Industry: Contract Manufacturing
Products: Plastic products
CEO Mario Poma and CFO Doug Russell have engineered a comeback at the longstanding rotomolding shop.
"Doug and I are brothers-in-law," says Poma. "Basically, our father-in-law [Sherman McKinniss] started Rotational Molding when he acquired an operation here in Gardena in the early '70s."
McKiniss "grew the company over the years to 10 divisions across the U.S." and sold the company. It went public in the 1990s, but the move was followed by a buyback. "When it went back private, the company started to sell off the divisions," says Poma. "Doug and I bought the Gardena branch in 2010." In the time since, annual sales have grown from $5.5 million to about $13 million.
Accounting for about 60 percent of sales, the custom side of the business handles manufacturing, but not tooling, and Rotational Molding also makes a proprietary catalog of bins, carts, tanks, and other products. The common thread? "It's always been focused on rotational molding," says Poma. "That's all we've ever done."
Production runs range from the hundreds to the thousands of units. "Rotomolding itself is best for larger products," says Poma, noting that about 80 percent of customers are within 250 miles. With large, low-volume products, "It's the best process when you're competing with injection molding, thermal molding, and roll molding."
The key to growth in the industry is winning products over from their status quo materials. "It's always product conversion. You're converting items that are metal, wood, or fiberglass into plastic," says Poma. "What's the next big product for rotomolding? . . . The key is figuring out where that next big product is coming from."
Kayaks, coolers, and dumpsters were recent conversions; Poma sees potential, in medical, food service, and water. Toys are another good fit. "A lot of them are rotomolded because they change every year," he adds. "It's a lot more economical to retool with rotomolding."
Because of size, there's a geographic limit on rotationally molded plastic products. "At this time, we are focused on California and the West Coast," says Poma. "We ship a little bit to Texas, Wyoming, and other states."
Rotational Molding also works in automotive, lawn and garden, furniture, and aerospace. "We do a lot of OEM type of work," says Poma.
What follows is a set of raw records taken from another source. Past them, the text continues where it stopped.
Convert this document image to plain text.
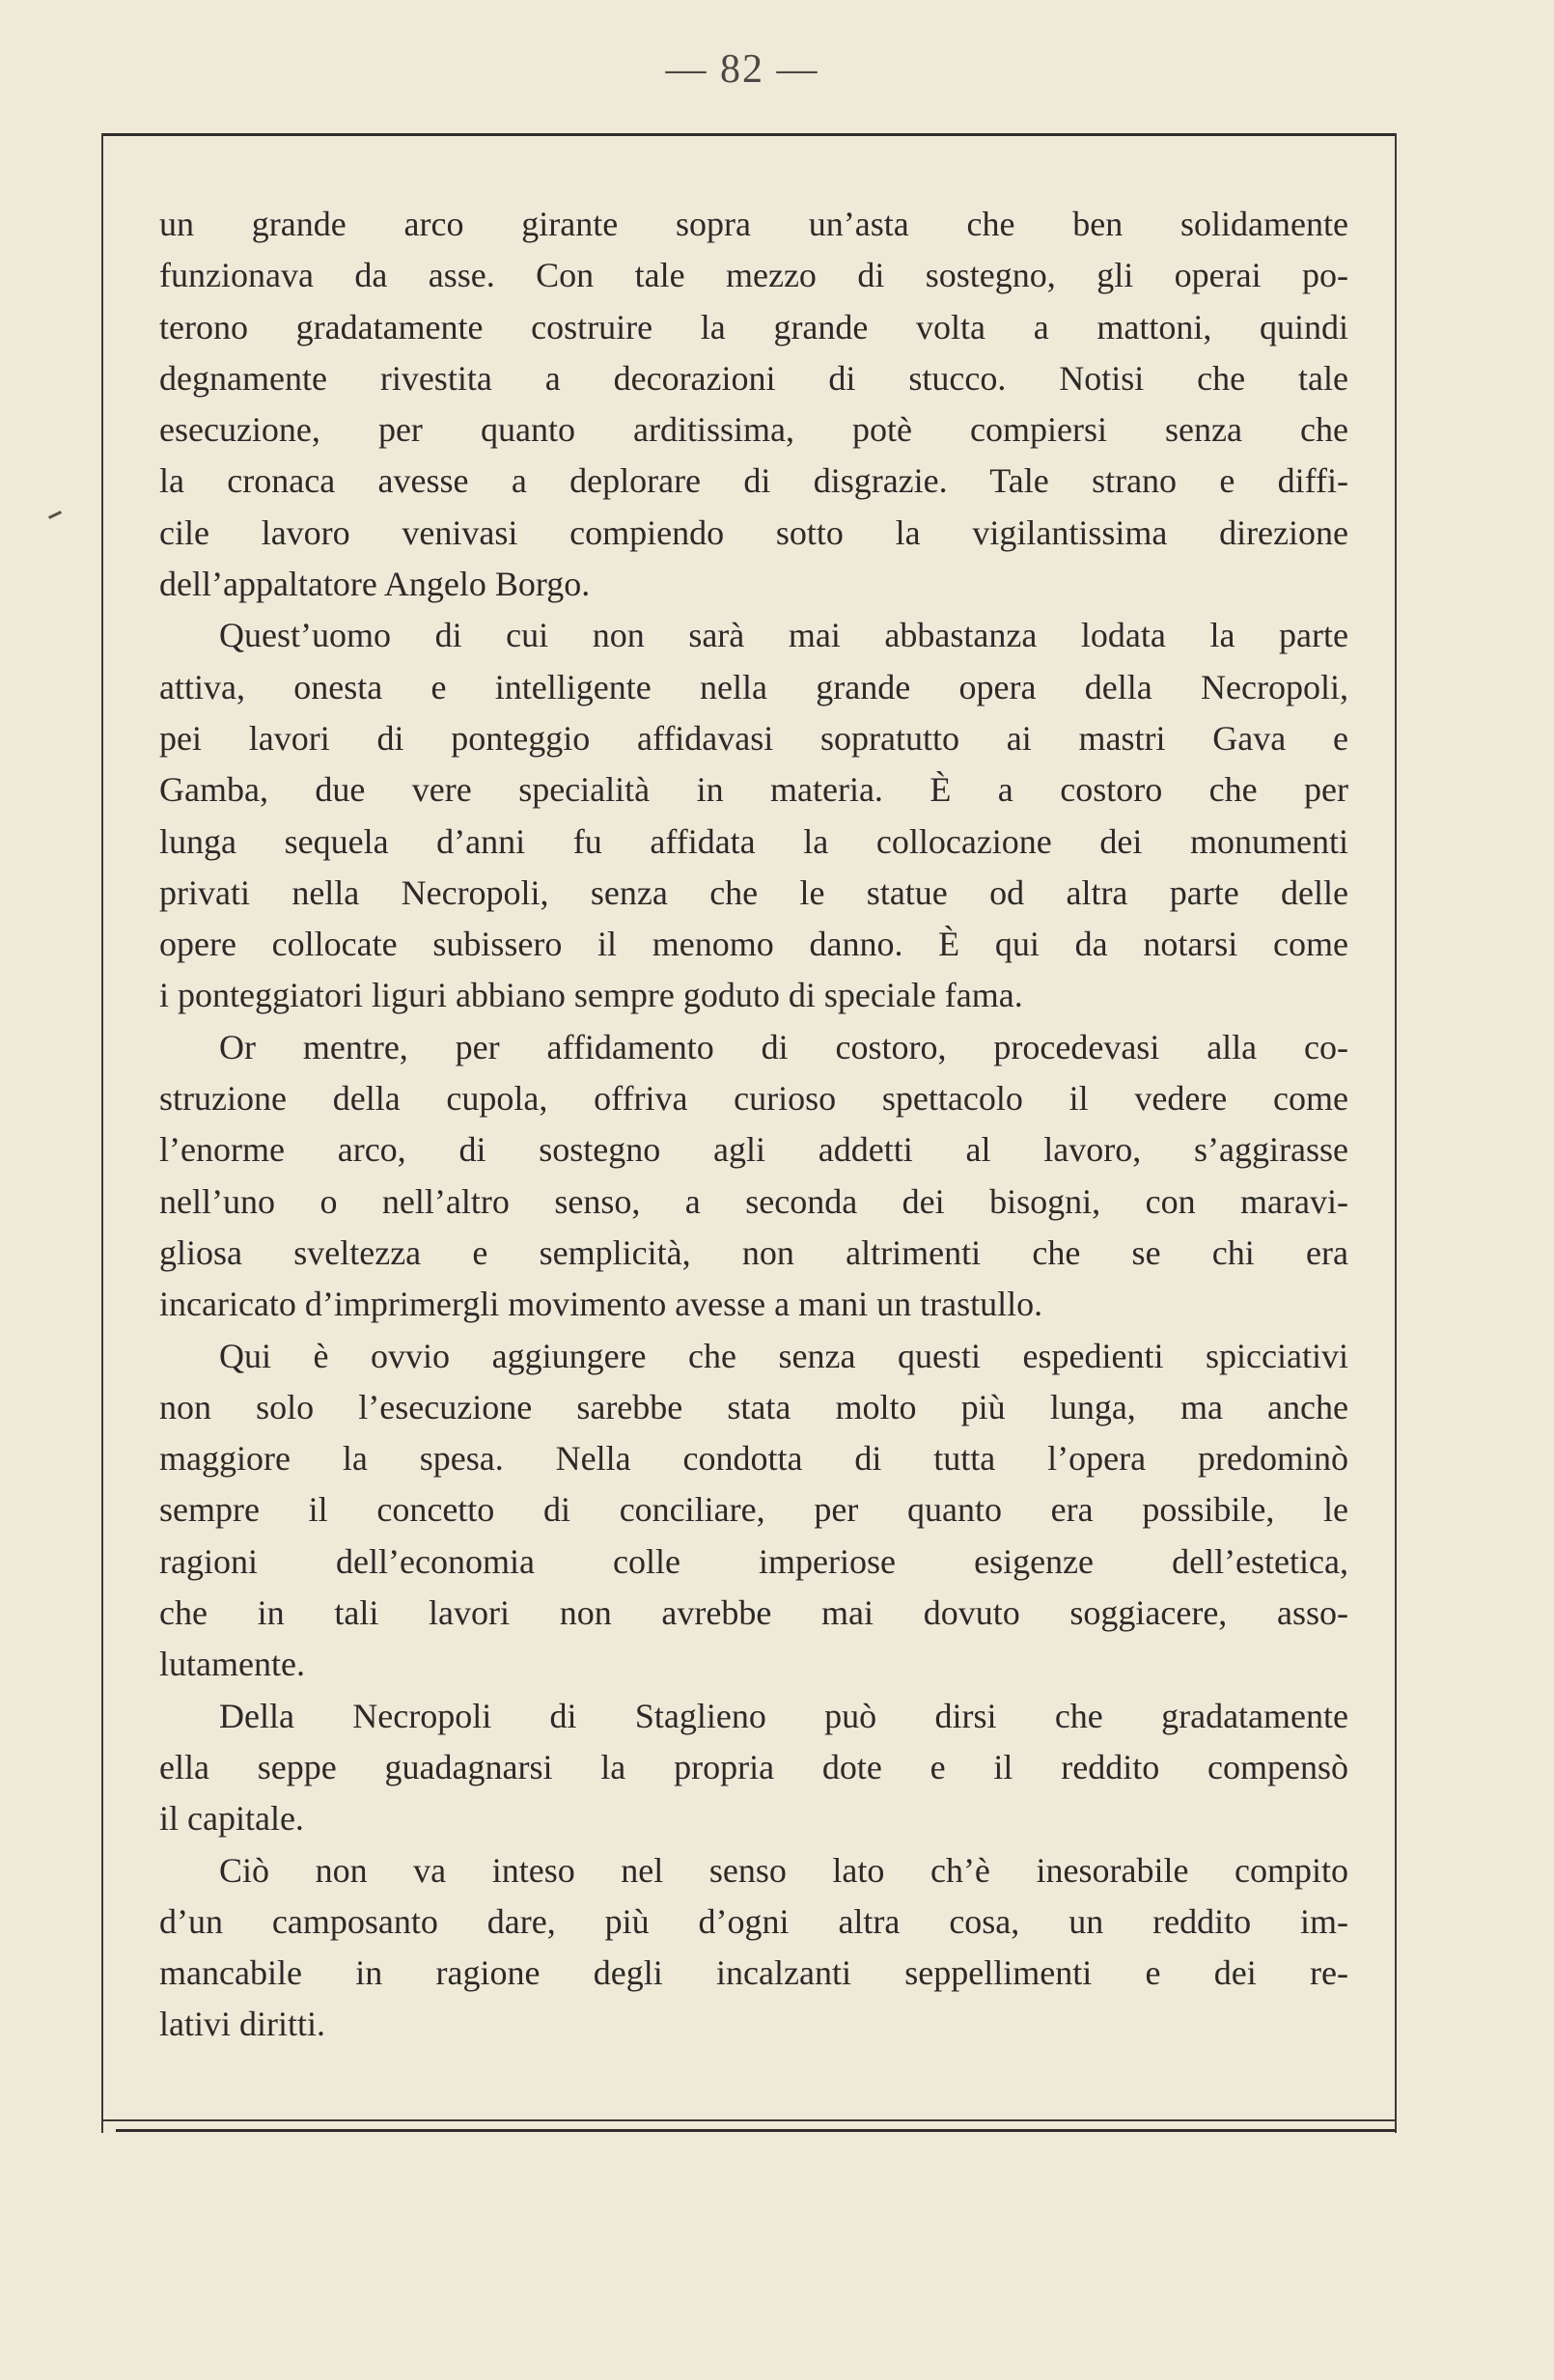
— 82 —
un grande arco girante sopra un’asta che ben solidamente
funzionava da asse. Con tale mezzo di sostegno, gli operai po-
terono gradatamente costruire la grande volta a mattoni, quindi
degnamente rivestita a decorazioni di stucco. Notisi che tale
esecuzione, per quanto arditissima, potè compiersi senza che
la cronaca avesse a deplorare di disgrazie. Tale strano e diffi-
cile lavoro venivasi compiendo sotto la vigilantissima direzione
dell’appaltatore Angelo Borgo.
Quest’uomo di cui non sarà mai abbastanza lodata la parte
attiva, onesta e intelligente nella grande opera della Necropoli,
pei lavori di ponteggio affidavasi sopratutto ai mastri Gava e
Gamba, due vere specialità in materia. È a costoro che per
lunga sequela d’anni fu affidata la collocazione dei monumenti
privati nella Necropoli, senza che le statue od altra parte delle
opere collocate subissero il menomo danno. È qui da notarsi come
i ponteggiatori liguri abbiano sempre goduto di speciale fama.
Or mentre, per affidamento di costoro, procedevasi alla co-
struzione della cupola, offriva curioso spettacolo il vedere come
l’enorme arco, di sostegno agli addetti al lavoro, s’aggirasse
nell’uno o nell’altro senso, a seconda dei bisogni, con maravi-
gliosa sveltezza e semplicità, non altrimenti che se chi era
incaricato d’imprimergli movimento avesse a mani un trastullo.
Qui è ovvio aggiungere che senza questi espedienti spicciativi
non solo l’esecuzione sarebbe stata molto più lunga, ma anche
maggiore la spesa. Nella condotta di tutta l’opera predominò
sempre il concetto di conciliare, per quanto era possibile, le
ragioni dell’economia colle imperiose esigenze dell’estetica,
che in tali lavori non avrebbe mai dovuto soggiacere, asso-
lutamente.
Della Necropoli di Staglieno può dirsi che gradatamente
ella seppe guadagnarsi la propria dote e il reddito compensò
il capitale.
Ciò non va inteso nel senso lato ch’è inesorabile compito
d’un camposanto dare, più d’ogni altra cosa, un reddito im-
mancabile in ragione degli incalzanti seppellimenti e dei re-
lativi diritti.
Challenges: "Our major challenge is we don't have one part where we have huge orders," says Poma.
Workforce -- or lack thereof -- presents additional issues, he adds. "We're constantly battling to find enough labor. We are manufacturing. It's not a high-tech job. It's tough finding people who want to be in the industry."
A third challenge is "the cost of doing business in California," Poma notes. "It's agencies and regulations and the things that have been put on us over the years. . . . Workmans' comp and claims is a challenge, too. It doesn't always seem to be fair for employers."
Opportunities: New products, says Poma. "The growth is in product development. The proprietary product is where our main focus is going to be."
Hotels and hospitality is a big and growing market for the company. "It's huge in California, and Vegas is another big customer," says Poma.
Medical is another potential driver, he adds, highlighting new laundry cart and containers aimed at the hospital market.
Needs: Poma says space is a need. The company has room to expand on its five-acre property, but there's a chance the company could move to L.A.'s outskirts.
New equipment is another need, with new rotational molding capacity, CNC machines, and other gear for secondary processes on the wish list. Cobots (collaborative robots) are another possible investment. "They work side-by-side with your employees," says Poma.